With the partial shutdown of the United States' federal government dragging on after almost a month, GOP and Democratic lawmakers continue to fight over the specifics of a spending plan. And many Democrats are saying that if the Supplemental Nutrition Assistance Program (SNAP) and subsidies for the Obamacare exchanges are not adequately funded, millions of Americans stand to lose access to food and/or health care.
During a Thursday morning, October 30 segment on CNN, host Kate Bolduan showed interview with SNAP recipients who emphasized how reliant they are on the program.
"Federal food benefits known as SNAP, the government's largest anti-hunger program, will begin to run out of funding as soon as Saturday, (November 1)," Bolduan explained. "And here's what is at stake for so many families in their own words."

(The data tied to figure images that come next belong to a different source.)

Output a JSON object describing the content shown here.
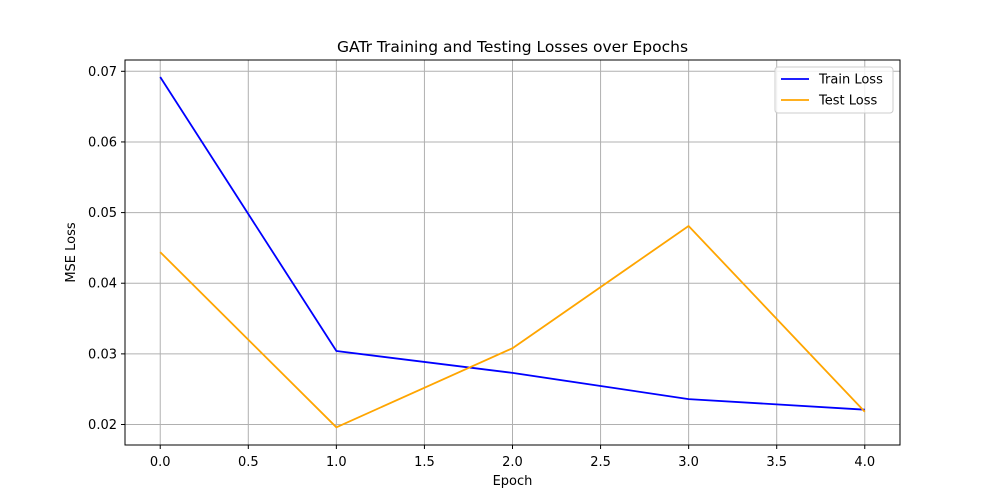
{
  "chart_data": {
    "type": "line",
    "title": "GATr Training and Testing Losses over Epochs",
    "xlabel": "Epoch",
    "ylabel": "MSE Loss",
    "x": [
      0,
      1,
      2,
      3,
      4
    ],
    "series": [
      {
        "name": "Train Loss",
        "color": "#0000ff",
        "values": [
          0.0692,
          0.0304,
          0.0273,
          0.0236,
          0.0221
        ]
      },
      {
        "name": "Test Loss",
        "color": "#ffa500",
        "values": [
          0.0444,
          0.0196,
          0.0308,
          0.0481,
          0.0218
        ]
      }
    ],
    "xlim": [
      -0.2,
      4.2
    ],
    "ylim": [
      0.0171,
      0.0716
    ],
    "xticks": [
      0.0,
      0.5,
      1.0,
      1.5,
      2.0,
      2.5,
      3.0,
      3.5,
      4.0
    ],
    "xtick_labels": [
      "0.0",
      "0.5",
      "1.0",
      "1.5",
      "2.0",
      "2.5",
      "3.0",
      "3.5",
      "4.0"
    ],
    "yticks": [
      0.02,
      0.03,
      0.04,
      0.05,
      0.06,
      0.07
    ],
    "ytick_labels": [
      "0.02",
      "0.03",
      "0.04",
      "0.05",
      "0.06",
      "0.07"
    ],
    "grid": true,
    "legend_position": "top-right"
  }
}
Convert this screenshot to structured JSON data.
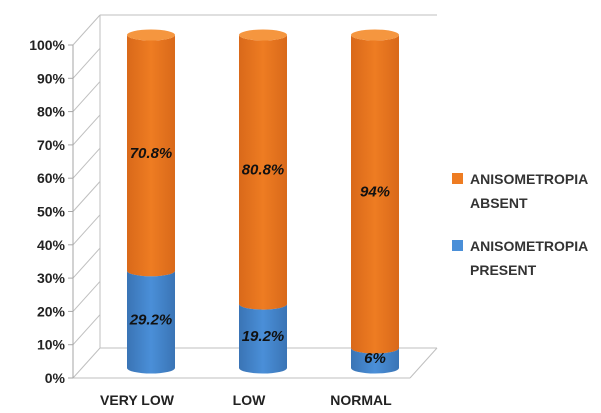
{
  "chart_data": {
    "type": "bar",
    "stacked": true,
    "three_d": true,
    "categories": [
      "VERY LOW",
      "LOW",
      "NORMAL"
    ],
    "series": [
      {
        "name": "ANISOMETROPIA PRESENT",
        "values": [
          29.2,
          19.2,
          6
        ],
        "labels": [
          "29.2%",
          "19.2%",
          "6%"
        ],
        "color": "#4a8fd8"
      },
      {
        "name": "ANISOMETROPIA ABSENT",
        "values": [
          70.8,
          80.8,
          94
        ],
        "labels": [
          "70.8%",
          "80.8%",
          "94%"
        ],
        "color": "#ee7c22"
      }
    ],
    "y_ticks": [
      "0%",
      "10%",
      "20%",
      "30%",
      "40%",
      "50%",
      "60%",
      "70%",
      "80%",
      "90%",
      "100%"
    ],
    "ylim": [
      0,
      100
    ],
    "grid": false,
    "legend_position": "right"
  }
}
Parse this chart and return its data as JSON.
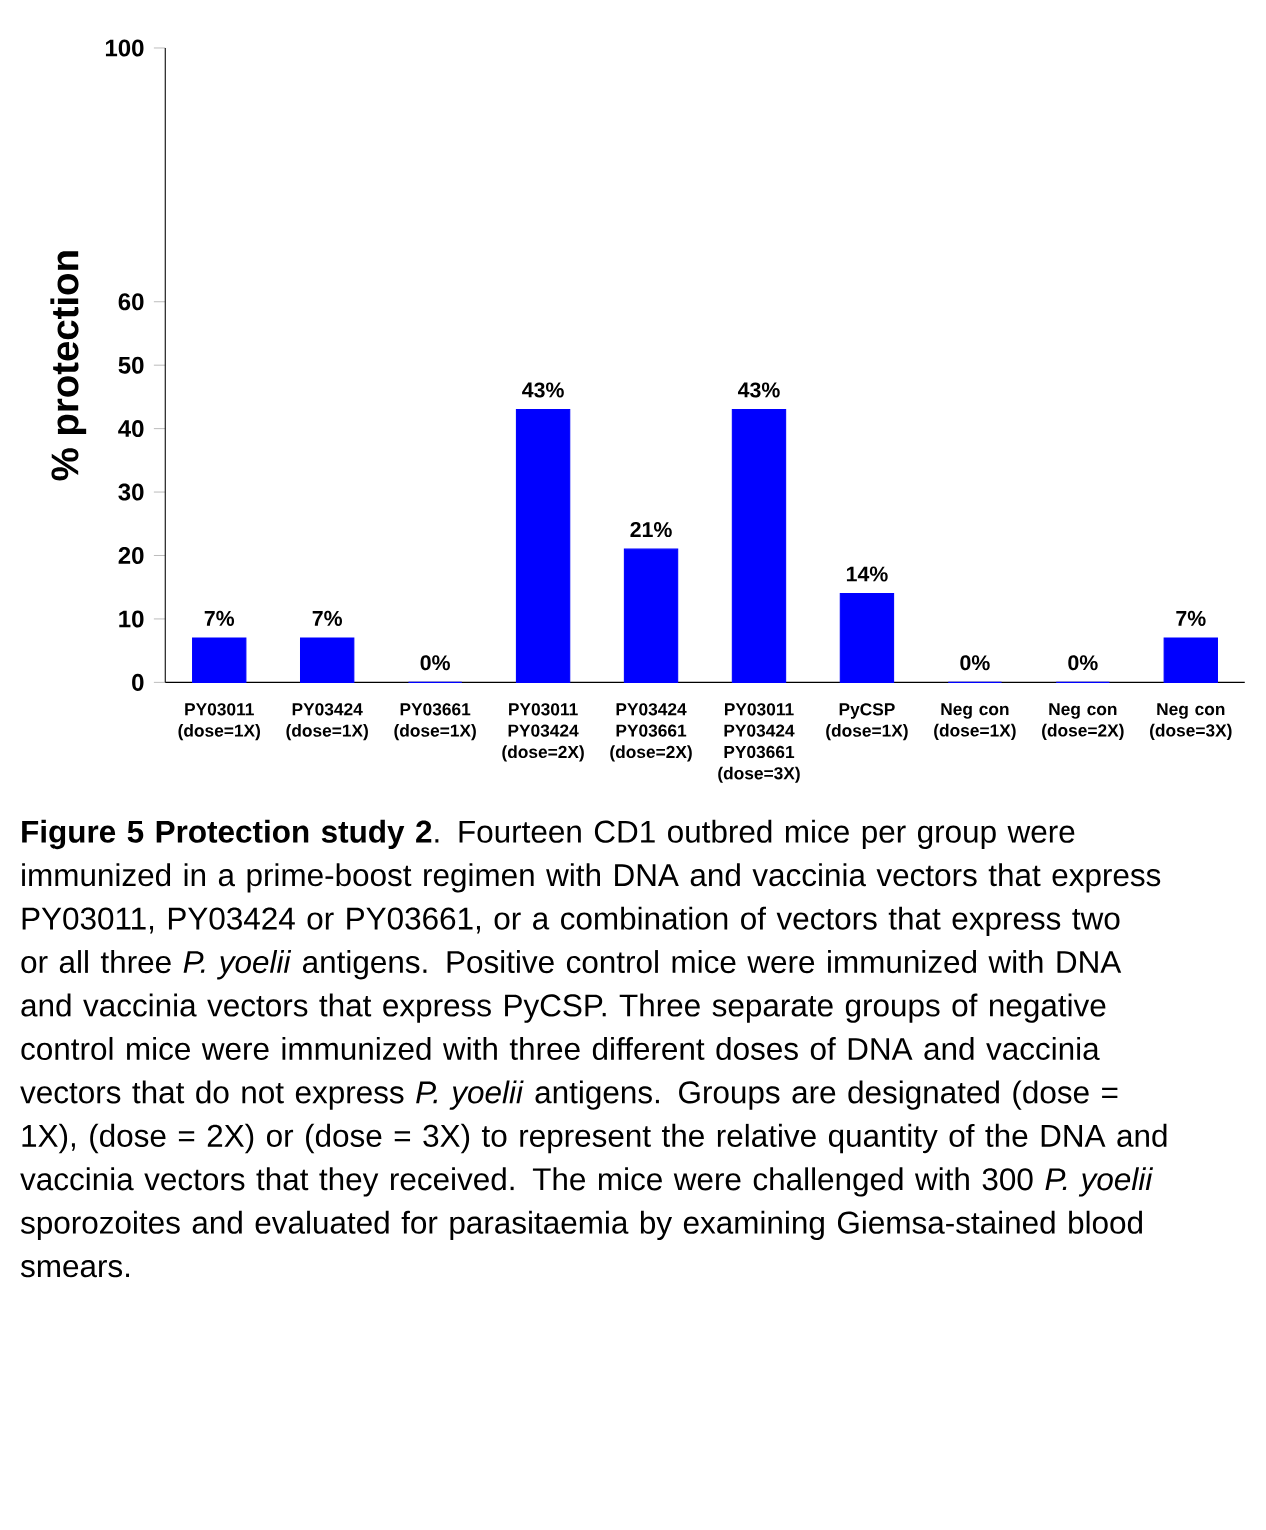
{
  "chart_data": {
    "type": "bar",
    "ylabel": "% protection",
    "categories": [
      "PY03011 (dose=1X)",
      "PY03424 (dose=1X)",
      "PY03661 (dose=1X)",
      "PY03011 PY03424 (dose=2X)",
      "PY03424 PY03661 (dose=2X)",
      "PY03011 PY03424 PY03661 (dose=3X)",
      "PyCSP (dose=1X)",
      "Neg con (dose=1X)",
      "Neg con (dose=2X)",
      "Neg con (dose=3X)"
    ],
    "values": [
      7,
      7,
      0,
      43,
      21,
      43,
      14,
      0,
      0,
      7
    ],
    "value_labels": [
      "7%",
      "7%",
      "0%",
      "43%",
      "21%",
      "43%",
      "14%",
      "0%",
      "0%",
      "7%"
    ],
    "color": "#0000ff",
    "ylim": [
      0,
      100
    ],
    "yticks": [
      0,
      10,
      20,
      30,
      40,
      50,
      60,
      100
    ],
    "grid": false,
    "annotations": [
      "**Figure 5 Protection study 2**. Fourteen CD1 outbred mice per group were immunized in a prime-boost regimen with DNA and vaccinia vectors that express PY03011, PY03424 or PY03661, or a combination of vectors that express two or all three *P. yoelii* antigens. Positive control mice were immunized with DNA and vaccinia vectors that express PyCSP. Three separate groups of negative control mice were immunized with three different doses of DNA and vaccinia vectors that do not express *P. yoelii* antigens. Groups are designated (dose = 1X), (dose = 2X) or (dose = 3X) to represent the relative quantity of the DNA and vaccinia vectors that they received. The mice were challenged with 300 *P. yoelii* sporozoites and evaluated for parasitaemia by examining Giemsa-stained blood smears."
    ]
  }
}
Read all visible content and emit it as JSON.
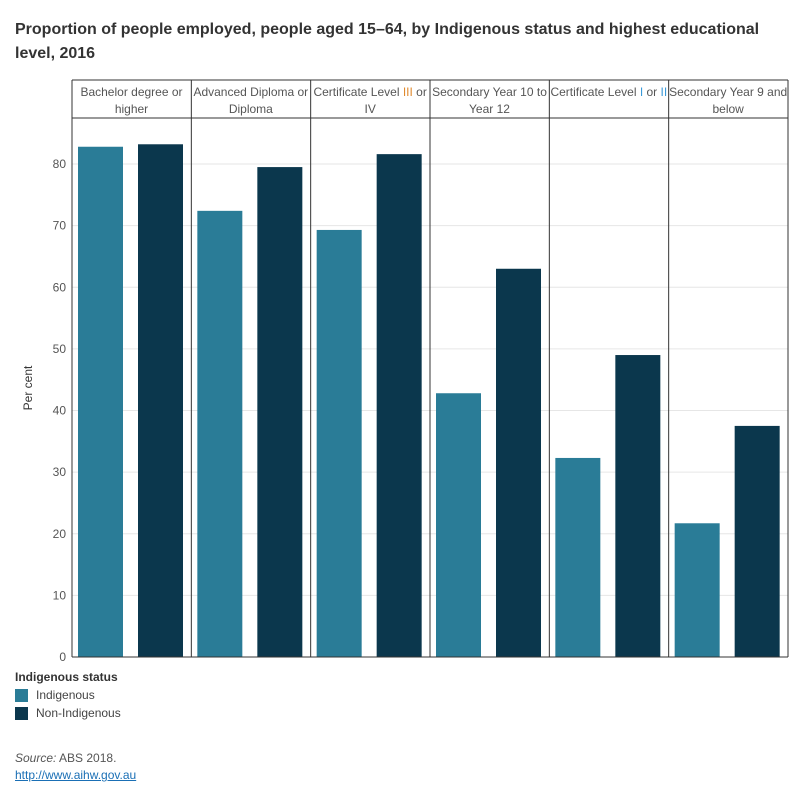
{
  "title": "Proportion of people employed, people aged 15–64, by Indigenous status and highest educational level, 2016",
  "chart_data": {
    "type": "bar",
    "title": "Proportion of people employed, people aged 15–64, by Indigenous status and highest educational level, 2016",
    "ylabel": "Per cent",
    "xlabel": "",
    "ylim": [
      0,
      87
    ],
    "yticks": [
      "0",
      "10",
      "20",
      "30",
      "40",
      "50",
      "60",
      "70",
      "80"
    ],
    "categories": [
      "Bachelor degree or higher",
      "Advanced Diploma or Diploma",
      "Certificate Level III or IV",
      "Secondary Year 10 to Year 12",
      "Certificate Level I or II",
      "Secondary Year 9 and below"
    ],
    "category_parts": [
      [
        [
          "Bachelor degree or higher",
          ""
        ]
      ],
      [
        [
          "Advanced Diploma or Diploma",
          ""
        ]
      ],
      [
        [
          "Certificate Level ",
          ""
        ],
        [
          "III",
          "#e08a2e"
        ],
        [
          " or IV",
          ""
        ]
      ],
      [
        [
          "Secondary Year 10 to Year 12",
          ""
        ]
      ],
      [
        [
          "Certificate Level ",
          ""
        ],
        [
          "I",
          "#3a9ad9"
        ],
        [
          " or ",
          ""
        ],
        [
          "II",
          "#3a9ad9"
        ]
      ],
      [
        [
          "Secondary Year 9 and below",
          ""
        ]
      ]
    ],
    "series": [
      {
        "name": "Indigenous",
        "color": "#2a7c97",
        "values": [
          82.8,
          72.4,
          69.3,
          42.8,
          32.3,
          21.7
        ]
      },
      {
        "name": "Non-Indigenous",
        "color": "#0b374d",
        "values": [
          83.2,
          79.5,
          81.6,
          63.0,
          49.0,
          37.5
        ]
      }
    ],
    "legend_title": "Indigenous status",
    "legend_position": "bottom-left",
    "grid": true
  },
  "source": {
    "label": "Source:",
    "text": " ABS 2018.",
    "link": "http://www.aihw.gov.au"
  }
}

Bolduan showed a clip of SNAP recipient Elizabeth Orrbell telling CNN, "I will not be getting those SNAP benefits come the 1st of November. So, I came and checked in to see if it was my time to shop for groceries."
SNAP recipient Donovan Mikesell told CNN, "I'm very concerned. I don't know what I'm going to do. I know you can go to food pantries and stuff, but it's going to be so out of control. I mean, you might be standing there five, six hours to get any food."
Another SNAP recipient, Richard Davis, told CNN, "It would be a matter of: Do we eat, or do we pay rent.? And right now, the way things are going, it looks like: you know what? Let's just pay rent."
Bolduan brought on GOP Sen. Mark Alford of Missouri, who serves on the Senate Appropriations Committee.
Alford blamed Democrats for the shutdown, pointing the finger at Senate Minority Leader Chuck Schumer (D-New York) and claiming that "this is all on Chuck Schumer's head." But Bolduan pushed back, pointing out that Schumer wants to see SNAP adequately funded and noting Democrats' concerns that the Trump administration is "using food as leverage."